As it happens, that beginning came during one of the very first Connections. It may even have been the first one. This thread is one of those vivid memories we all have of certain events in life. In my case, it is a short conversation I had with Trevor Dupuy.
I remember the setting well. We were in front of the entrance to the O Club at Maxwell. It was kind of dark, but I can’t recall if it was in the morning before the club opened for our next session, or the evening, before a dinner. Trevor and I were chatting and he said something about wargaming being predictive. I still recall what I said.
“Good grief, Trevor, we can’t even predict the outcome of a Super Bowl game much less that of a battle!” He seemed taken by surprise that I felt that way, and he replied, “Well, if that is true, what are we doing? What’s the point?”

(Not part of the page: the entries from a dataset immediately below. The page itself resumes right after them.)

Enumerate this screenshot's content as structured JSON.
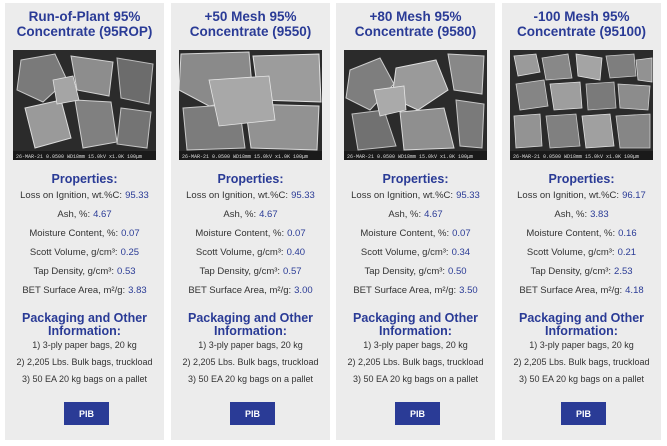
{
  "products": [
    {
      "title_line1": "Run-of-Plant 95%",
      "title_line2": "Concentrate (95ROP)",
      "image_icon": "graphite-sem-micrograph",
      "caption": "26-MAR-21    0.0500    WD18mm 15.0kV x1.0K    100μm",
      "properties_heading": "Properties:",
      "properties": [
        {
          "label": "Loss on Ignition, wt.%C:",
          "value": "95.33"
        },
        {
          "label": "Ash, %:",
          "value": "4.67"
        },
        {
          "label": "Moisture Content, %:",
          "value": "0.07"
        },
        {
          "label": "Scott Volume, g/cm³:",
          "value": "0.25"
        },
        {
          "label": "Tap Density, g/cm³:",
          "value": "0.53"
        },
        {
          "label": "BET Surface Area, m²/g:",
          "value": "3.83"
        }
      ],
      "packaging_heading_line1": "Packaging and Other",
      "packaging_heading_line2": "Information:",
      "packaging": [
        "1) 3-ply paper bags, 20 kg",
        "2) 2,205 Lbs. Bulk bags, truckload",
        "3) 50 EA 20 kg bags on a pallet"
      ],
      "button_label": "PIB"
    },
    {
      "title_line1": "+50 Mesh 95%",
      "title_line2": "Concentrate (9550)",
      "image_icon": "graphite-sem-micrograph",
      "caption": "26-MAR-21    0.0500    WD18mm 15.0kV x1.0K    100μm",
      "properties_heading": "Properties:",
      "properties": [
        {
          "label": "Loss on Ignition, wt.%C:",
          "value": "95.33"
        },
        {
          "label": "Ash, %:",
          "value": "4.67"
        },
        {
          "label": "Moisture Content, %:",
          "value": "0.07"
        },
        {
          "label": "Scott Volume, g/cm³:",
          "value": "0.40"
        },
        {
          "label": "Tap Density, g/cm³:",
          "value": "0.57"
        },
        {
          "label": "BET Surface Area, m²/g:",
          "value": "3.00"
        }
      ],
      "packaging_heading_line1": "Packaging and Other",
      "packaging_heading_line2": "Information:",
      "packaging": [
        "1) 3-ply paper bags, 20 kg",
        "2) 2,205 Lbs. Bulk bags, truckload",
        "3) 50 EA 20 kg bags on a pallet"
      ],
      "button_label": "PIB"
    },
    {
      "title_line1": "+80 Mesh 95%",
      "title_line2": "Concentrate (9580)",
      "image_icon": "graphite-sem-micrograph",
      "caption": "26-MAR-21    0.0500    WD18mm 15.0kV x1.0K    100μm",
      "properties_heading": "Properties:",
      "properties": [
        {
          "label": "Loss on Ignition, wt.%C:",
          "value": "95.33"
        },
        {
          "label": "Ash, %:",
          "value": "4.67"
        },
        {
          "label": "Moisture Content, %:",
          "value": "0.07"
        },
        {
          "label": "Scott Volume, g/cm³:",
          "value": "0.34"
        },
        {
          "label": "Tap Density, g/cm³:",
          "value": "0.50"
        },
        {
          "label": "BET Surface Area, m²/g:",
          "value": "3.50"
        }
      ],
      "packaging_heading_line1": "Packaging and Other",
      "packaging_heading_line2": "Information:",
      "packaging": [
        "1) 3-ply paper bags, 20 kg",
        "2) 2,205 Lbs. Bulk bags, truckload",
        "3) 50 EA 20 kg bags on a pallet"
      ],
      "button_label": "PIB"
    },
    {
      "title_line1": "-100 Mesh 95%",
      "title_line2": "Concentrate (95100)",
      "image_icon": "graphite-sem-micrograph",
      "caption": "26-MAR-21    0.0500    WD18mm 15.0kV x1.0K    100μm",
      "properties_heading": "Properties:",
      "properties": [
        {
          "label": "Loss on Ignition, wt.%C:",
          "value": "96.17"
        },
        {
          "label": "Ash, %:",
          "value": "3.83"
        },
        {
          "label": "Moisture Content, %:",
          "value": "0.16"
        },
        {
          "label": "Scott Volume, g/cm³:",
          "value": "0.21"
        },
        {
          "label": "Tap Density, g/cm³:",
          "value": "2.53"
        },
        {
          "label": "BET Surface Area, m²/g:",
          "value": "4.18"
        }
      ],
      "packaging_heading_line1": "Packaging and Other",
      "packaging_heading_line2": "Information:",
      "packaging": [
        "1) 3-ply paper bags, 20 kg",
        "2) 2,205 Lbs. Bulk bags, truckload",
        "3) 50 EA 20 kg bags on a pallet"
      ],
      "button_label": "PIB"
    }
  ],
  "colors": {
    "accent": "#2a3b96",
    "card_background": "#ececec",
    "micrograph_background": "#2b2b2b"
  }
}
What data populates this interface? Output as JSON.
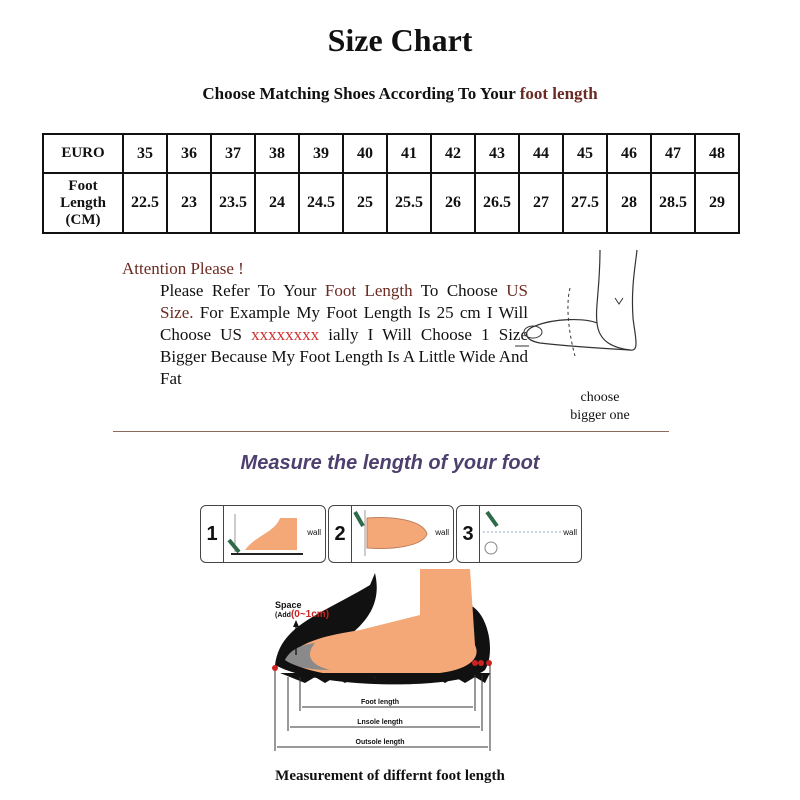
{
  "title": "Size Chart",
  "subtitle": {
    "prefix": "Choose Matching Shoes According To Your ",
    "highlight": "foot length"
  },
  "size_table": {
    "row_headers": [
      "EURO",
      "Foot Length (CM)"
    ],
    "euro": [
      "35",
      "36",
      "37",
      "38",
      "39",
      "40",
      "41",
      "42",
      "43",
      "44",
      "45",
      "46",
      "47",
      "48"
    ],
    "foot_length_cm": [
      "22.5",
      "23",
      "23.5",
      "24",
      "24.5",
      "25",
      "25.5",
      "26",
      "26.5",
      "27",
      "27.5",
      "28",
      "28.5",
      "29"
    ]
  },
  "note": {
    "heading": "Attention Please !",
    "p1": "Please Refer To Your ",
    "p1_hl": "Foot Length",
    "p2": " To Choose ",
    "p2_hl": "US Size.",
    "p3": " For Example My Foot Length Is 25 cm I Will Choose US ",
    "p3_red": "xxxxxxxx",
    "p4": " ially I Will Choose 1 Size Bigger Because My Foot Length Is A Little Wide And Fat"
  },
  "choose_bigger": [
    "choose",
    "bigger one"
  ],
  "measure_heading": "Measure the length of your foot",
  "steps": [
    {
      "num": "1",
      "label": "wall"
    },
    {
      "num": "2",
      "label": "wall"
    },
    {
      "num": "3",
      "label": "wall"
    }
  ],
  "diagram": {
    "space_label": "Space",
    "space_add": "(Add",
    "space_range": "(0~1cm)",
    "foot_length": "Foot length",
    "insole_length": "Lnsole length",
    "outsole_length": "Outsole length"
  },
  "caption": "Measurement of differnt foot length",
  "colors": {
    "accent": "#6b2a22",
    "red": "#d03030",
    "heading_purple": "#4d3f6e",
    "skin": "#f4a878"
  }
}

I had my usual stock answers. We wargame to develop insights, to identify issues, and to raise questions. We certainly don’t wargame to predict what will happen in a battle or a war. I was pretty dogmatic in those days. Thank goodness I’m not that way any more!
The question of prediction did not go away, however.
For the rest of Perla’s speech, see here. For a wonderful summary of the entire 2017 Connections Wargaming conference, see here.
Interesting. I may be missing something but I think that if you apply the scientific method by formulating an hypothesis which you then test using an evidence based approach supported by the logic and statistical analysis techniques developed in myriad of scientific experiments then you have a sound way of conducting controlled war-games. This seems fairly close to the MADACAP methodology so it is not wildly unrealistic and the scientific method provides a rigorous well trodden path.
Perla seems, with all due respect, to be making things complicated and vague due to the lack of rigour in his thinking. History is the last discipline to apply the scientific method and so suffers from this lack of rigour as is evident in Perla’s speech. War-gaming, which can be regarded as a subset of historical investigation, seems to have the same problem unless you adopt the tried and proven scientific method.
We make predictions: Trevor Dupuy with the Gulf War, and The Dupuy Institute with Bosnia and Iraq (both are in my book America’s Modern Wars). Enough said.